With rifampicin as a substrate, the complete enzyme activity appeared at a very low pH below 3. In contrast, no activity was observed at a pH over 4. Narrowness of the pH range susceptible to convert the enzyme from inactivity into activity was also remarkable. Such pH dependent activity of this enzyme indicates undoubtedly that the original enzyme in saliva is in an inactive form, and is activated by gastric acid (HCl) when reached the stomach. The salivary enzyme at a neutral pH revealed a complete resistance to heat treatments within 30 minutes. But the activated enzyme in acid saliva was very unstable, so that the enzyme was inactivated rapidly and completely at 40° for 30 minutes, and partially at 37°. In addition, any mechanical treatments seemed to constitute hindrance to the activated enzyme.

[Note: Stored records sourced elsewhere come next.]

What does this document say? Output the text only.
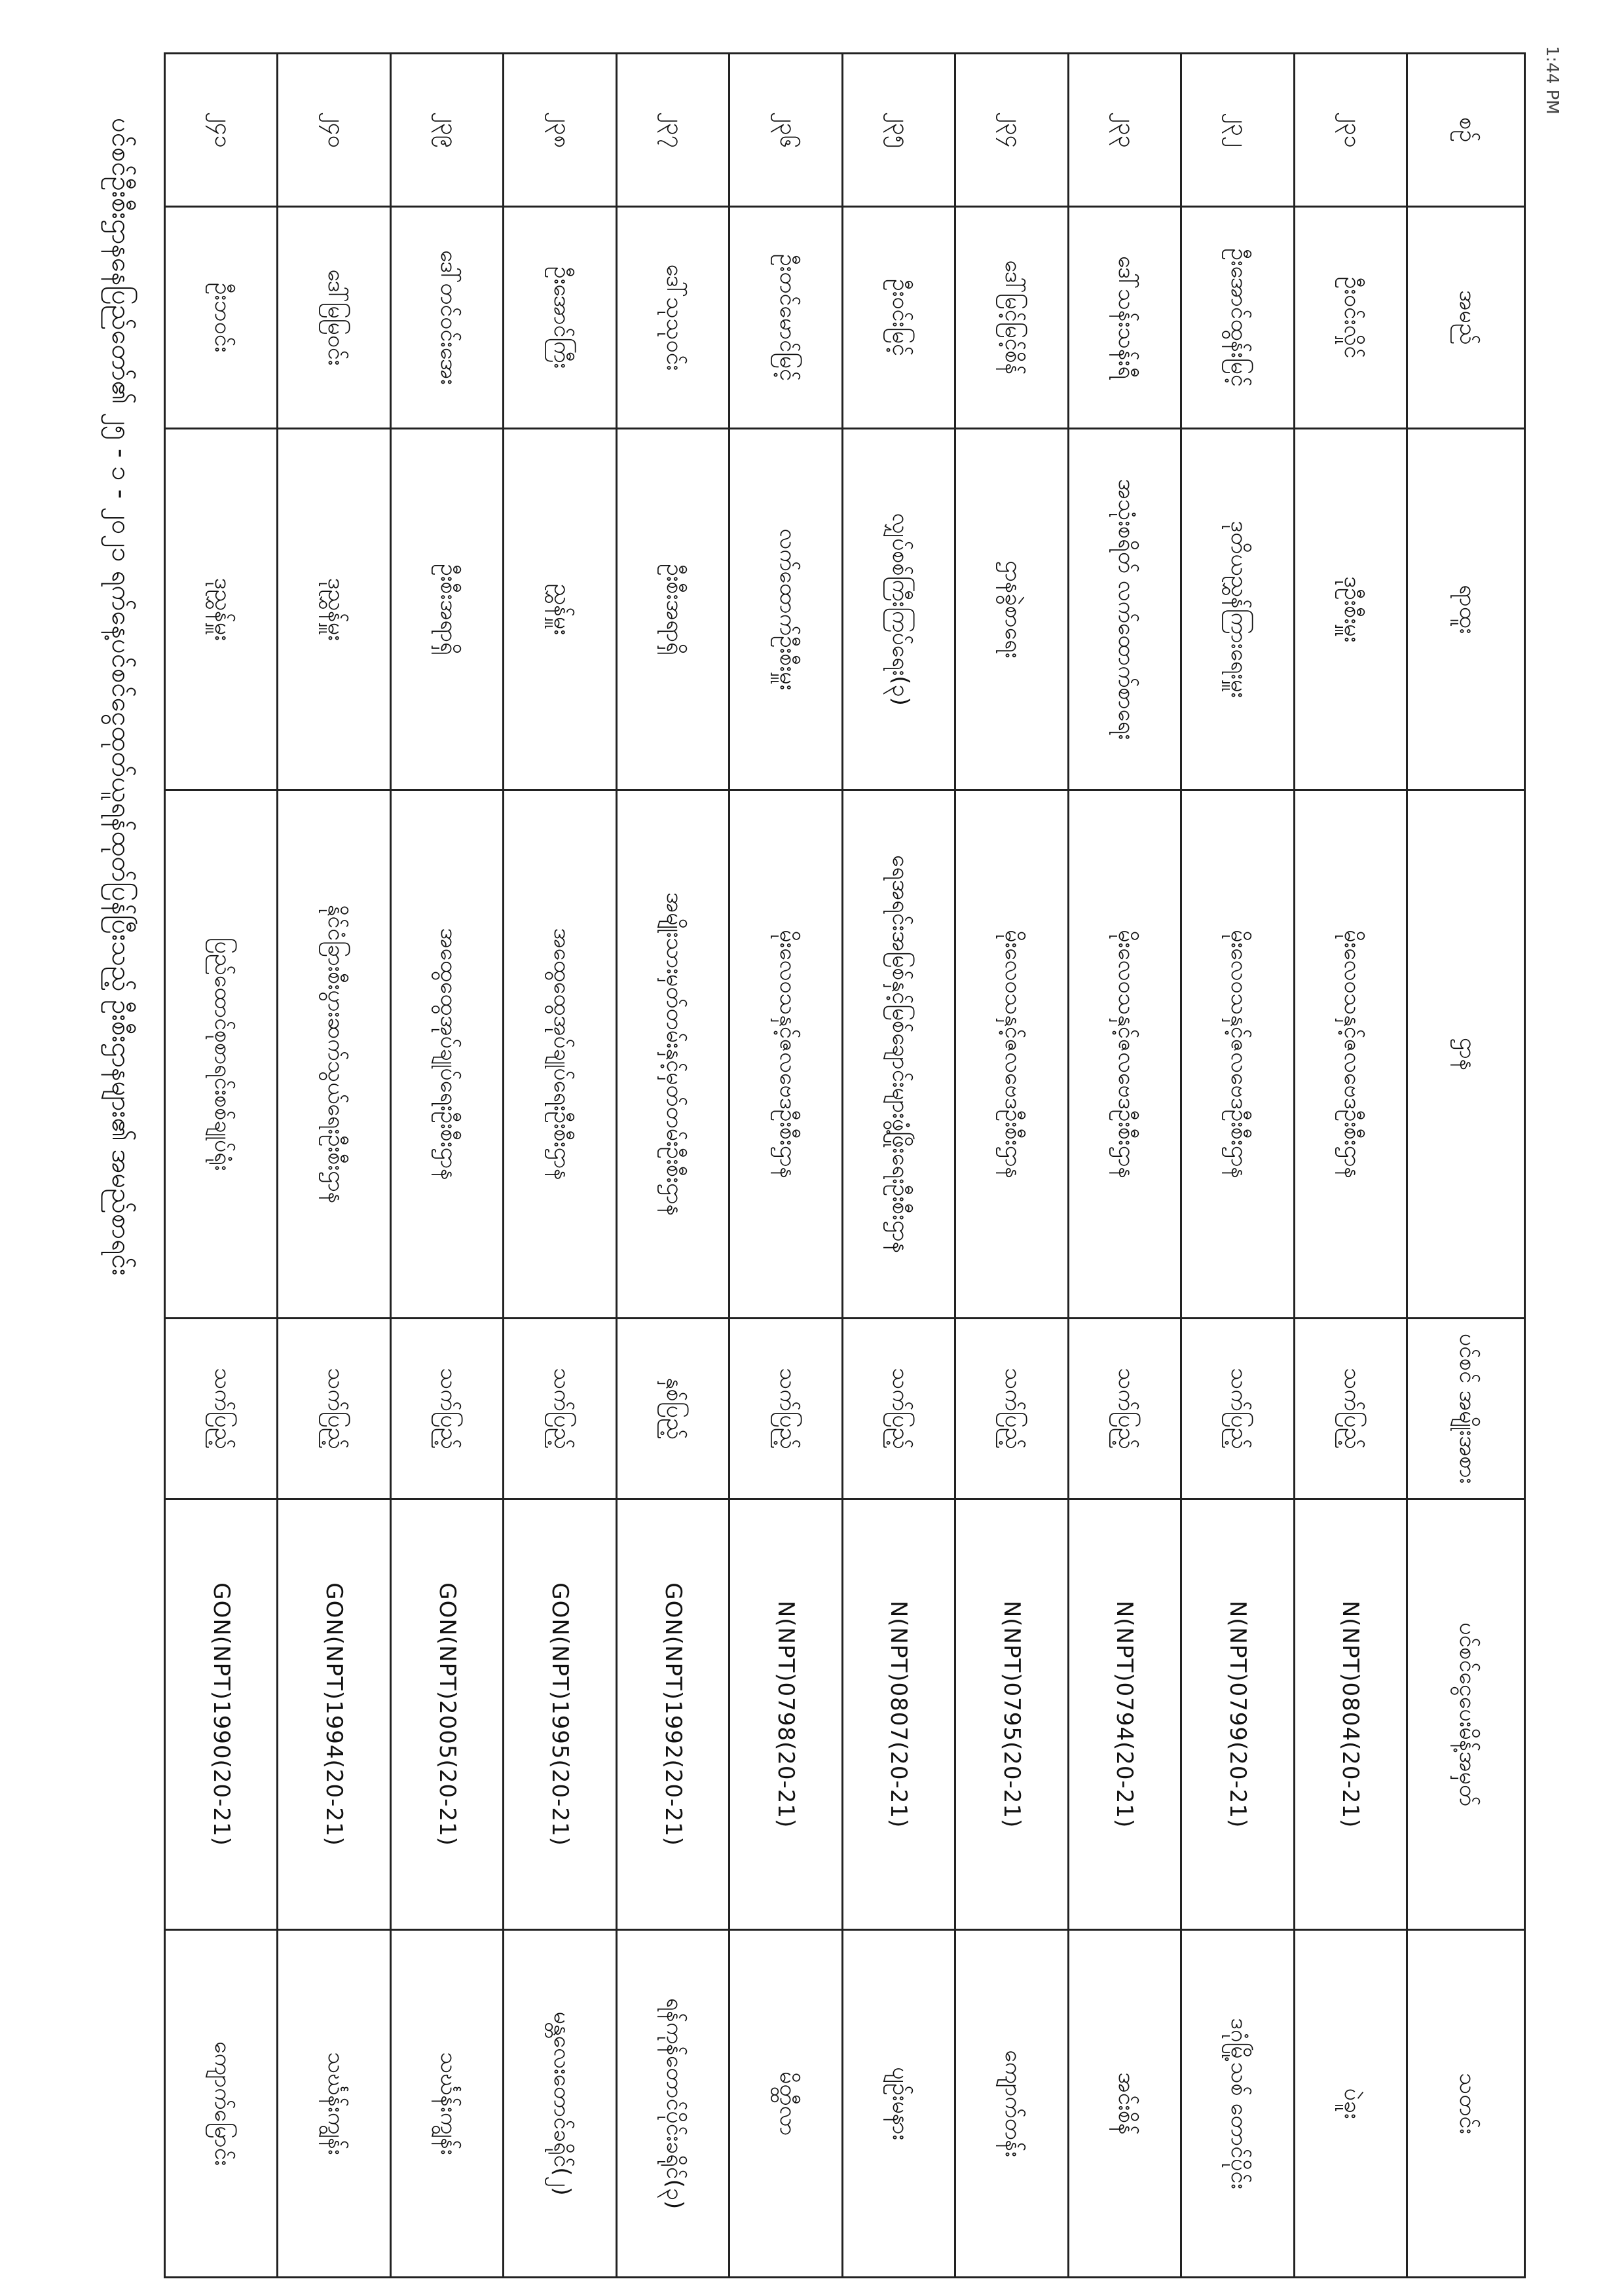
1:44 PM
စဉ်	အမည်	ရာထူး	ဌာန	ပင်စင် အမျိုးအစား	ပင်စင်ငွေပေးမိန့်အမှတ်	သတင်း
၂၃၁	ဦးဝင်းလှိုင်	ဒုဦးစီးမှူး	မိုးလေဝသနှင့်ဇလဗေဒဦးစီးဌာန	သက်ပြည့်	N(NPT)0804(20-21)	ပဲခူး
၂၃၂	ဦးအောင်ထွန်းမြင့်	ဒုတိယညွှန်ကြားရေးမှူး	မိုးလေဝသနှင့်ဇလဗေဒဦးစီးဌာန	သက်ပြည့်	N(NPT)0799(20-21)	ဒဂုံမြို့သစ် တောင်ပိုင်း
၂၃၃	ဒေါ်သန်းသန်းရီ	အသုံးစရိတ် လက်ထောက်စာရေး	မိုးလေဝသနှင့်ဇလဗေဒဦးစီးဌာန	သက်ပြည့်	N(NPT)0794(20-21)	အင်းစိန်
၂၃၄	ဒေါ်မြင့်မြင့်စိန်	ဌာနခွဲစာရေး	မိုးလေဝသနှင့်ဇလဗေဒဦးစီးဌာန	သက်ပြည့်	N(NPT)0795(20-21)	ကျောက်တန်း
၂၃၅	ဦးဝင်းမြင့်	လျှပ်စစ်ကြီးကြပ်ရေး(၃)	ရေအရင်းအမြစ်နှင့်မြစ်ချောင်းများဖွံ့ဖြိုးရေးဦးစီးဌာန	သက်ပြည့်	N(NPT)0807(20-21)	ပျဉ်းမနား
၂၃၆	ဦးတင်မောင်မြင့်	လက်ထောက်ဦးစီးမှူး	မိုးလေဝသနှင့်ဇလဗေဒဦးစီးဌာန	သက်ပြည့်	N(NPT)0798(20-21)	မိတ္ထီလာ
၂၃၇	ဒေါ်သုသုဝင်း	ဦးစီးအရာရှိ	အမျိုးသားမှတ်တမ်းနှင့်မှတ်တမ်းဦးစီးဌာန	နှစ်ပြည့်	GON(NPT)1992(20-21)	ရန်ကုန်တောင်ပိုင်းခရိုင်(၃)
၂၃၈	ဦးအောင်ကြီး	ညွှန်မှူး	အထွေထွေအုပ်ချုပ်ရေးဦးစီးဌာန	သက်ပြည့်	GON(NPT)1995(20-21)	မန္တလေးတောင်ခရိုင်(၂)
၂၃၉	ဒေါ်တင်ဝင်းအေး	ဦးစီးအရာရှိ	အထွေထွေအုပ်ချုပ်ရေးဦးစီးဌာန	သက်ပြည့်	GON(NPT)2005(20-21)	သင်္ဃန်းကျွန်း
၂၄၀	ဒေါ်မြမြဝင်း	ဒုညွှန်မှူး	နိုင်ငံခြားစီးပွားဆက်သွယ်ရေးဦးစီးဌာန	သက်ပြည့်	GON(NPT)1994(20-21)	သင်္ဃန်းကျွန်း
၂၄၁	ဦးဘဝင်း	ဒုညွှန်မှူး	ပြည်ထောင်စုစာရင်းစစ်ချုပ်ရုံး	သက်ပြည့်	GON(NPT)1990(20-21)	ကျောက်မြောင်း
ပင်စင်ဦးစီးဌာနနေပြည်တော်၏ ၂၅ - ၁ - ၂၀၂၁ ရက်နေ့ပင်စင်ငွေထုတ်ယူရန်ထုတ်ပြန်ပြီးသည့် ဦးစီးဌာနများ၏ အမည်စာရင်း
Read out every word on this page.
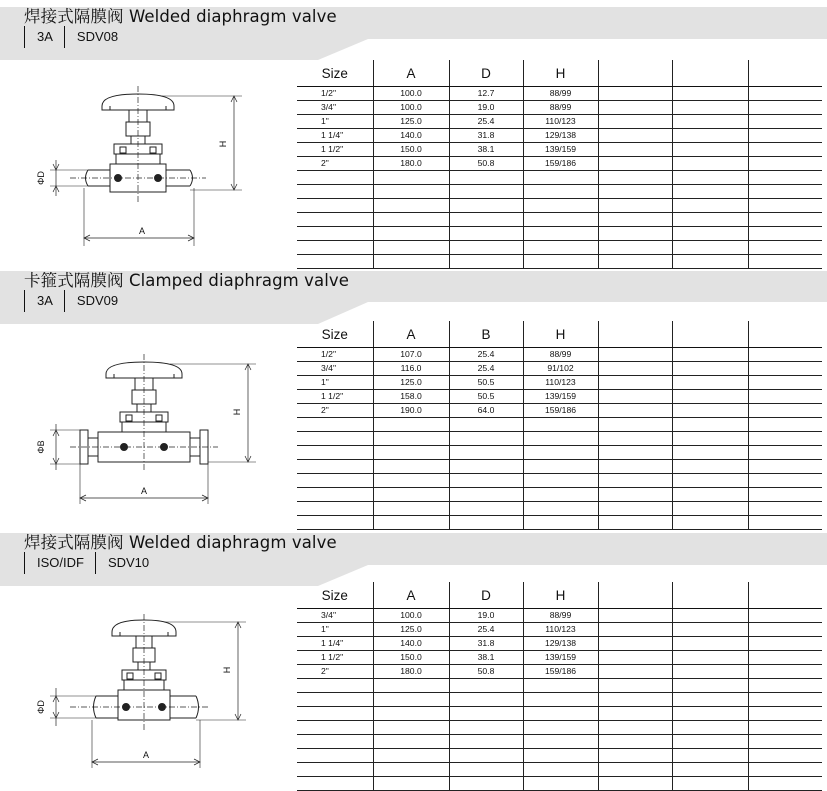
焊接式隔膜阀 Welded diaphragm valve
3A	SDV08
H
A
ΦD
Size	A	D	H			
1/2"	100.0	12.7	88/99			
3/4"	100.0	19.0	88/99			
1"	125.0	25.4	110/123			
1 1/4"	140.0	31.8	129/138			
1 1/2"	150.0	38.1	139/159			
2"	180.0	50.8	159/186			

卡箍式隔膜阀 Clamped diaphragm valve
3A	SDV09
H
A
ΦB
Size	A	B	H			
1/2"	107.0	25.4	88/99			
3/4"	116.0	25.4	91/102			
1"	125.0	50.5	110/123			
1 1/2"	158.0	50.5	139/159			
2"	190.0	64.0	159/186			

焊接式隔膜阀 Welded diaphragm valve
ISO/IDF	SDV10
H
A
ΦD
Size	A	D	H			
3/4"	100.0	19.0	88/99			
1"	125.0	25.4	110/123			
1 1/4"	140.0	31.8	129/138			
1 1/2"	150.0	38.1	139/159			
2"	180.0	50.8	159/186			
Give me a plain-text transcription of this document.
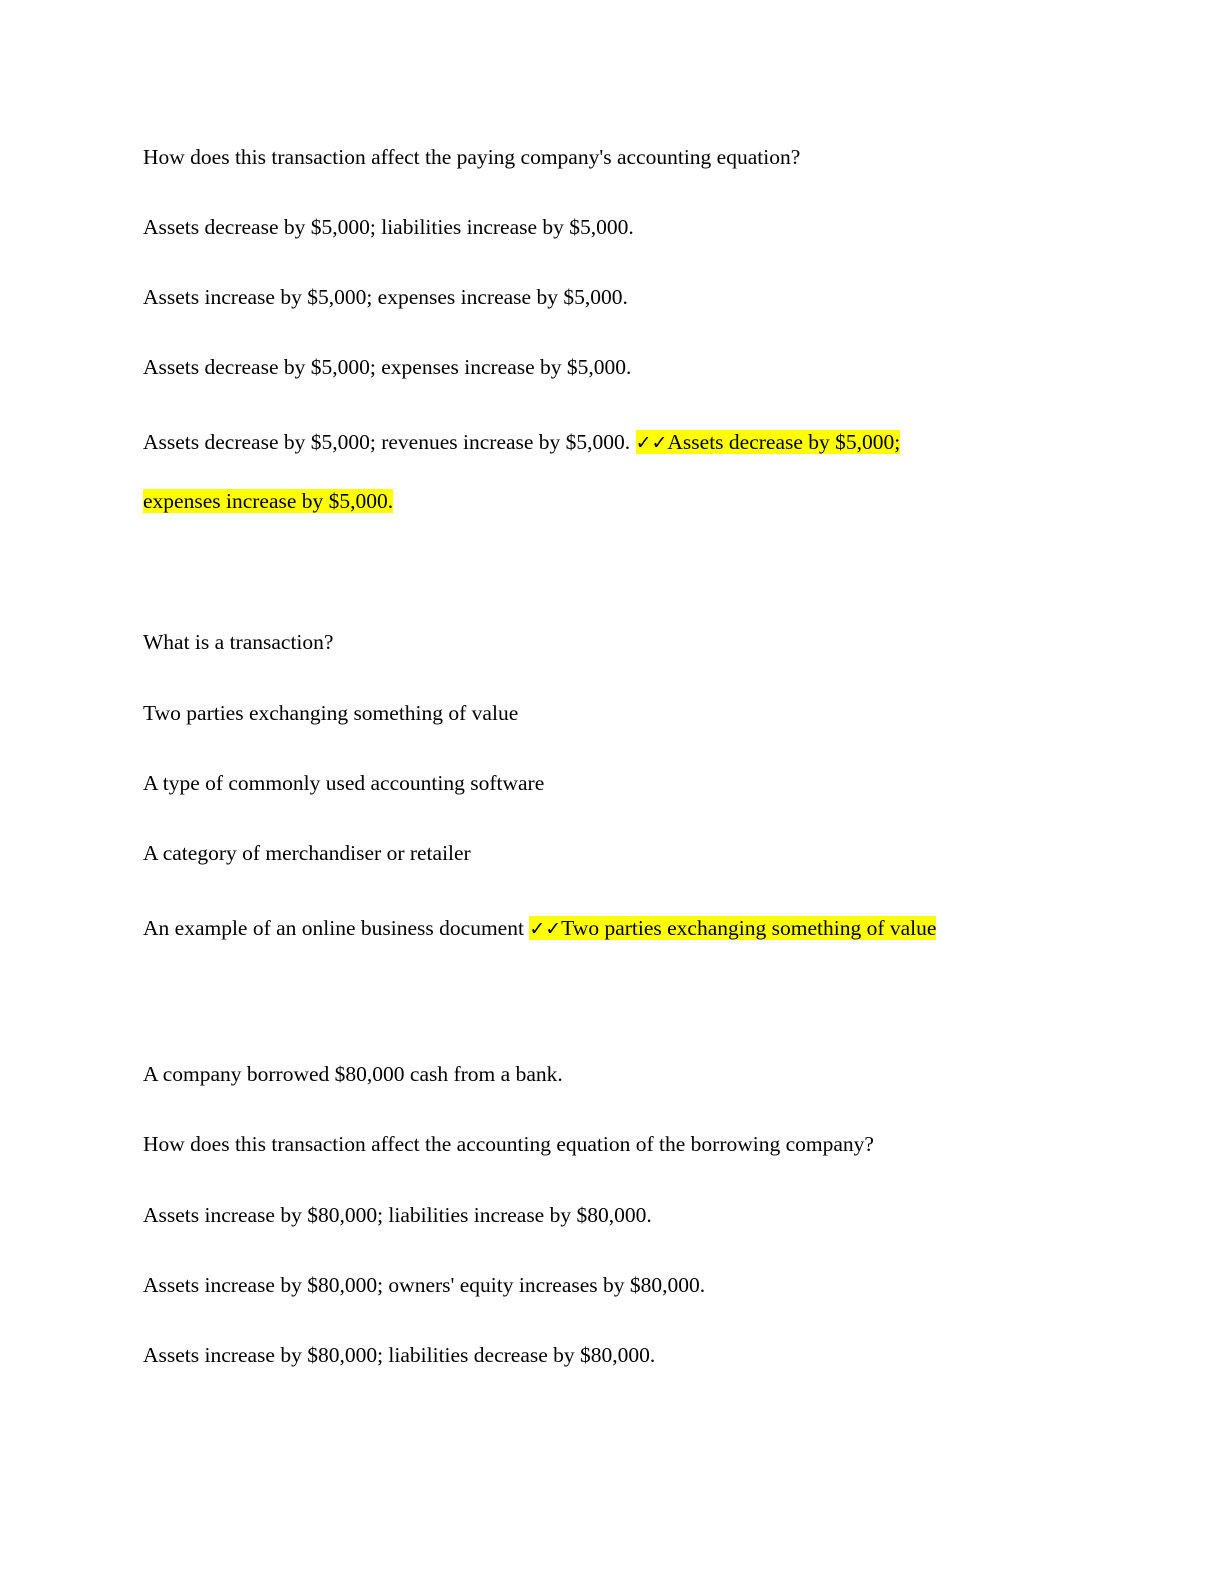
How does this transaction affect the paying company's accounting equation?
Assets decrease by $5,000; liabilities increase by $5,000.
Assets increase by $5,000; expenses increase by $5,000.
Assets decrease by $5,000; expenses increase by $5,000.
Assets decrease by $5,000; revenues increase by $5,000. ✓✓Assets decrease by $5,000;
expenses increase by $5,000.
What is a transaction?
Two parties exchanging something of value
A type of commonly used accounting software
A category of merchandiser or retailer
An example of an online business document ✓✓Two parties exchanging something of value
A company borrowed $80,000 cash from a bank.
How does this transaction affect the accounting equation of the borrowing company?
Assets increase by $80,000; liabilities increase by $80,000.
Assets increase by $80,000; owners' equity increases by $80,000.
Assets increase by $80,000; liabilities decrease by $80,000.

When saliva was dialyzed in a cellophane bag against distilled water for one day at 5°, the enzyme activity was recognized in the liquid outside of cellophane bag. The enzyme was eluted in a localized manner in a peptide fraction when saliva had been gel-filtrated with distilled water on a 1.4×15cm Sephadex G-15 column. The enzyme fraction appeared to be of positive ninhydrine reaction and of negative biuret reaction. It may thus be concluded that this enzyme is a very low molecule compound, perhaps consisting of oligopeptide.
A heavy metal, which forms a black metal sulfide by reaction with ammonium sulfide, was detectable apparently in the enzyme fraction while negligible in other fractions. But Cl and urea exerting any questionable influence on the enzyme activity were both negative in the fraction. Paper chromatography of a relatively pure enzyme fraction obtained by gel-filtration revealed only one spot, which was coloured by spray of ninhydrine. However, there have remained further demonstrations to prove that the spot is identical to the enzyme itself.
The specific absorption peak of the enzyme fraction was found around 270mμ. This enzyme was distinguishable from well-known copper enzymes: tyrosinase, ascorbase and polyphenol oxidase, and also peroxidase which is a porphyrin iron compound, in view of comparison of their optimum pH, molecular weight and spectrum one with another.